Cette corne, est retenue dans l'élévation convenable par une drisse qui fait dormant à son extrémité, passe dans une poulie double aiguilletée sur l'arrière du chouc du mât de misaine, dans une poulie simple aiguilletée sur le milieu de la corne, dans le second rouet de celle du chouc, et descend au pied du mât.
Elle est mise en place au moyen de cette drisse et d'un palan frappé aux élongis et croché près de la mâchoire. Lorsqu'elle est dans une position convenable, on remplace le palan par une petite suspente.

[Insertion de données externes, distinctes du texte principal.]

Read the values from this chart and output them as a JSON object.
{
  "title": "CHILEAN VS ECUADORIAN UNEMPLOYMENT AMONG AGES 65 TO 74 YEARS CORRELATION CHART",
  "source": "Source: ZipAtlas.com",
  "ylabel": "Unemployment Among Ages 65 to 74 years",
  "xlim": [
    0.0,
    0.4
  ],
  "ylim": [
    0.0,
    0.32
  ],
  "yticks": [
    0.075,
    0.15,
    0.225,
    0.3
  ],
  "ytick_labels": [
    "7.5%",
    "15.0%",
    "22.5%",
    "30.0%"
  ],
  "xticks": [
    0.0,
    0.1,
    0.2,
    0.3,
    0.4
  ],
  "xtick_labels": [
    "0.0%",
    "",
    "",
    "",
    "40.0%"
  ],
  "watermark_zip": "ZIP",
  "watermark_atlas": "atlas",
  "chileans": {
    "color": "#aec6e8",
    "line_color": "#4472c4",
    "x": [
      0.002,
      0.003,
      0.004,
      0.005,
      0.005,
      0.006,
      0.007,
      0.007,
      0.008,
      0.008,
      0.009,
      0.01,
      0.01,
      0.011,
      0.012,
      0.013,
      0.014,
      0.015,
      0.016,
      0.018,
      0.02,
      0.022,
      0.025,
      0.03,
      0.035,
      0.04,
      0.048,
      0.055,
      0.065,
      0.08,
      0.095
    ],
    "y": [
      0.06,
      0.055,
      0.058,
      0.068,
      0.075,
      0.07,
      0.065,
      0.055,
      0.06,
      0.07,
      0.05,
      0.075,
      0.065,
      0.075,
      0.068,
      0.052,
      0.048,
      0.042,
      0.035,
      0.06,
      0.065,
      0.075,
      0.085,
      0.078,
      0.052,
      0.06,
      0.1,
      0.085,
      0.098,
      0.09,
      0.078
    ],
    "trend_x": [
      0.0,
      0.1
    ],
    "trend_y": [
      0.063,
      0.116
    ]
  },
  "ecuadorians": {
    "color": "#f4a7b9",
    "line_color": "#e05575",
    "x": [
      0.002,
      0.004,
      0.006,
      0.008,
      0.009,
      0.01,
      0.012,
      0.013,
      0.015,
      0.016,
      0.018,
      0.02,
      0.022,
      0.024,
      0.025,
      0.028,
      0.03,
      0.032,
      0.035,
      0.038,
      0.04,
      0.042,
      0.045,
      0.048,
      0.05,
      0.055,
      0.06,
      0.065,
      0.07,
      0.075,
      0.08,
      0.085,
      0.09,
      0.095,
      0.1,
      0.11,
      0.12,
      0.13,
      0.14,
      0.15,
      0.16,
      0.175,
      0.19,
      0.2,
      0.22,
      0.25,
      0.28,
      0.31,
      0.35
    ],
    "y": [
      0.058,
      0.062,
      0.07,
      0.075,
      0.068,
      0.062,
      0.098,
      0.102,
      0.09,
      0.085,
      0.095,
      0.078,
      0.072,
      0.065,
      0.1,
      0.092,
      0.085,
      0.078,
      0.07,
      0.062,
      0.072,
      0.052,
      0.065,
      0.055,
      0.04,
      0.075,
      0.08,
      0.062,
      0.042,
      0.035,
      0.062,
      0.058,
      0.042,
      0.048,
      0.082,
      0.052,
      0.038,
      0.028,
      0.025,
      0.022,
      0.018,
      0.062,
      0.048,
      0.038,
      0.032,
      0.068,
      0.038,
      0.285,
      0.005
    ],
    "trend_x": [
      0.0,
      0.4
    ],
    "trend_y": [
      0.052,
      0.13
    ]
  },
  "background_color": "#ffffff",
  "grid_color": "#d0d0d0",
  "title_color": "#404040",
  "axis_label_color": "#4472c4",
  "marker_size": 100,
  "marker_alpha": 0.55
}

La voile enverguée par la ralingue de têtière à la corne, l'est au mât de seneau, au moyen d'anneaux en bois qui l'entourent.
Son amure est un cordage en double, remplacé quelquefois par un palan qu'on porte au vent du mât.
Les écoutes sont à pendeur comme nous l'avons dit pour la voile à draille.
Elle a deux cargues qui font dormant sur la ralingue, et passent dans des poulies fixées sous la corne; et deux cargues-points dont les poulies de retour sont aiguilletées sur la ralingue de chute, enverguée aux anneaux du mât de seneau.
Elle se serre sur sa corne et son mât de seneau.
Si on supprime le mât de seneau, la drisse se remplace par une patte d'oie qui fait dormant à l'extrémité et au milieu de la corne, et qui porte une cosse sur laquelle on épisse un cordage qu'on aiguillette à un piton sur la face arrière du chouc du mât de misaine.